Right now, Moore says he is at a point in his life where he's no longer “worried about pleasing the people in the room” but about protecting people in the margins that he needs to protect.
“Books like this had to be created not to please everybody, but to protect the people that needed to be protected. To serve the people [who] needed to be served. Now that's my thought process as I move forward,” he said.

Stevens explained how working on the book with Moore was “healing” for her.
“I think that contributing to this book was healing for me. Seminary was challenging for me because of the specific seminary that I went to did not affirm the holiness of black women … so that affirmation had to come from somewhere [else] if I was to keep going,” she explained.
She said that because she was the first person in her family to do a number of things, like going to college, she has focused on diffusing landmines to help others like her who are following in her footsteps.
“I want my words to be a refuge.

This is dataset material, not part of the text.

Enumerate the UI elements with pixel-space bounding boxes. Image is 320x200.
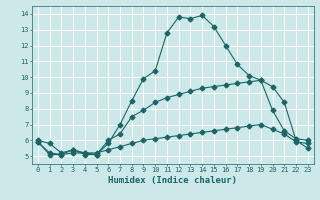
- X-axis label: Humidex (Indice chaleur): Humidex (Indice chaleur): [108, 176, 237, 185]
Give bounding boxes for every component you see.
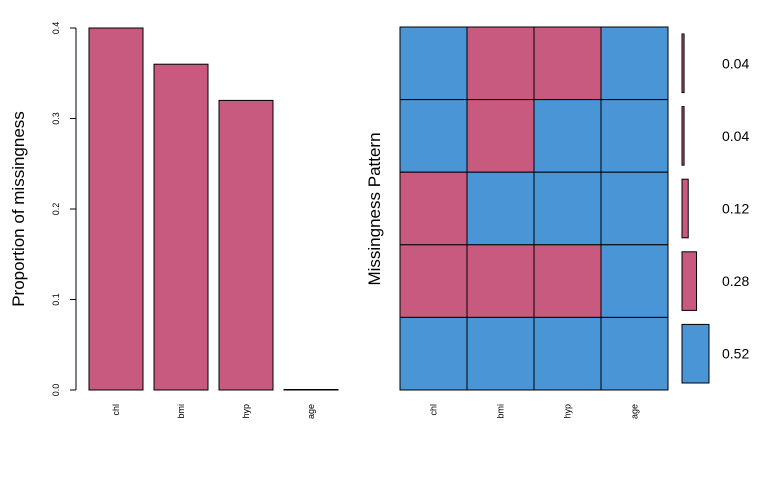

And so, yes, I am purposeful in my writing, and at one point, I was not given room to be specific. So a poem like the one I read would be unacceptable, because 'all lives matter.' And indeed they do,” said Stevens, who explained that she is committed to truth-telling and living life unmasked.
“My passion is to go to the margins. I live in the margins. I'm well-acquainted with it. And so there was a joy to contribute to this book,” she added. “… because if I'm a good sister in Christ, I need everybody to know that we are all made in the image of God.”
While all the speakers shared nuanced interpretations about what it means to be free, Thomason centered his understanding of freedom more explicitly on the life of Christ.
“What I realized from Jesus is, He was the most free being, man, prophet, God, Savior — not because He was high class, upwardly mobile and advanced. He was able to have an inner shalom despite the results and the pressures that came His way,” he asserted.
“And nobody actually likes a free man or a free woman, especially a free black man or a free black woman, because you cannot threaten them with results. When I learned that that is true freedom, it actually makes me an unstoppable force. Jesus' Words say, do not fear the person who could destroy the body, but fear the person who could destroy the body and the soul in Hell.”